WINDHOEK – Priskilla Salkeus, a young medical technologist and public health advocate, describes herself as an outgoing, witty and persuasive individual with a keen interest in public health, public speaking and chatting.
Born and raised in Windhoek, Salkeus grew up with her parents where she was taught to work hard from an early age.
Her primary strength was being different from her peers. “I was not easily influenced by peer pressure. I had a matured way of thinking and reasoning. I knew that my actions would have an impact on my future so I always tried to do the right thing,” explains Salkeus, adding that her peers would do the opposite and because of that she felt she did not fit in. As a result, she did not experience the true meaning of friendship during her childhood and teenage years. “I didn’t know at that time that it was okay to be different, so I felt lonely most of the time. I did not talk to my parents about it, because I didn’t know how to express myself. Giving up on everything felt like the only way out, but I knew it would have an impact on my future so I did not,” she explained.
She describes herself as an introvert and this influenced how she interacted with her peers. “I found it difficult to interact with others and I had a lot of insecurities, but I knew I was very special and still that I am special. I felt I belonged behind the scenes wearing a white laboratory coat and testing patient samples,” she says. Currently, she works as a medical technologist at the Namibia Institute of Pathology. “I made the decision to work in a laboratory when I was in Grade 11.
There was no second plan.

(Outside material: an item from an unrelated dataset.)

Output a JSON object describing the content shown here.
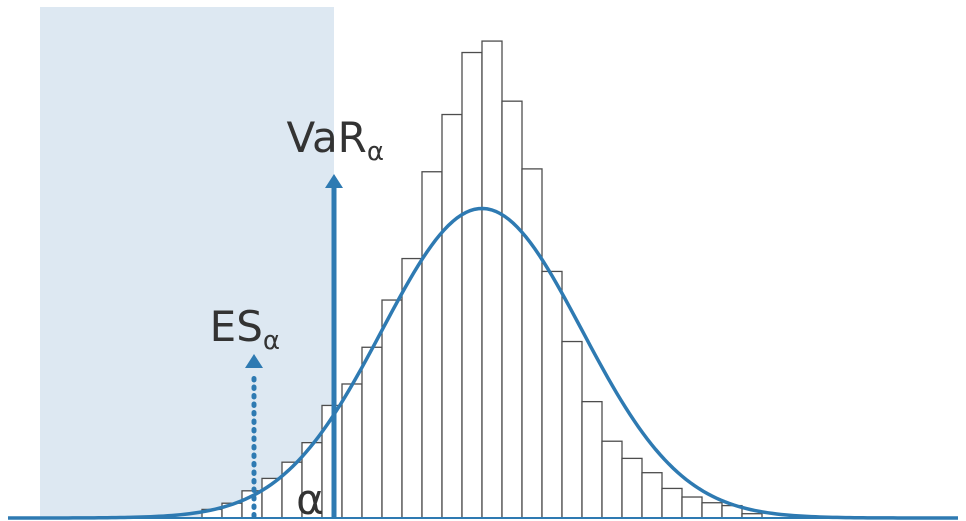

I didn’t believe in compromising and settling for a second option so after Grade 12, it took me three years and three rejection letters to finally study Biomedical Sciences and to be where I am today,” she relates.
After passing Grade 12 with average symbols in 2008, Salkeus had her first rejection at the then Polytechnic of Namibia (now the Namibia University of Science and Technology), and went to the University of Namibia (Unam) in 2009 to enroll for studies in population development and statistics. “That was the only course in science that I qualified for. I applied to study biomedical science and after being rejected for the second time, I quit my studies at Unam and went to the University Center for Studies in Namibia (Tucsin) to improve my symbols. I applied again and was rejected for the third time. Biomedical sciences and being a medical technologist was all that my heart desired so I worked even harder and I prayed a lot,” reminisced Salkeus, adding that after improving her biology and mathematics symbols, she tried her luck at the then Polytechnic of Namibia biomedical science pre-selection in 2011 and to her surprise, she made it.
“Polytechnic of Namibia now Namibia University of Science and Technology shaped me. I had the best lecturers and the training laboratory is a true reflection of the corporate world. When I first entered the professional working environment I felt knowledgeable and competent. I enjoy working independently with minimal supervision and knowing that my supervisors and doctors trust the results I produce is extremely rewarding,” she shares enthusiastically.
She adds that hearing her name being called out at the 2011 pre-selection for biomedical science and hearing her name being called out four years later at Safari for graduation were some of the most defining and memorable moments that she will cherish forever.
Currently, she is working on a “Health with Priskilla” brand that aims to reach out to the public by sharing her knowledge in health and empowering people to seek timely medical attention. “I am also working towards being a motivational speaker for the youth and corporate organisations.”
“No matter how many times you fall, stand up. Try again and again until you succeed. Each time you try, try differently until you find the method or approach that works best for you. Stay away from peer pressure, it is okay to be different. Pray, have faith and remember that your future is in your hands and what you do with it is totally up to you,” she concluded.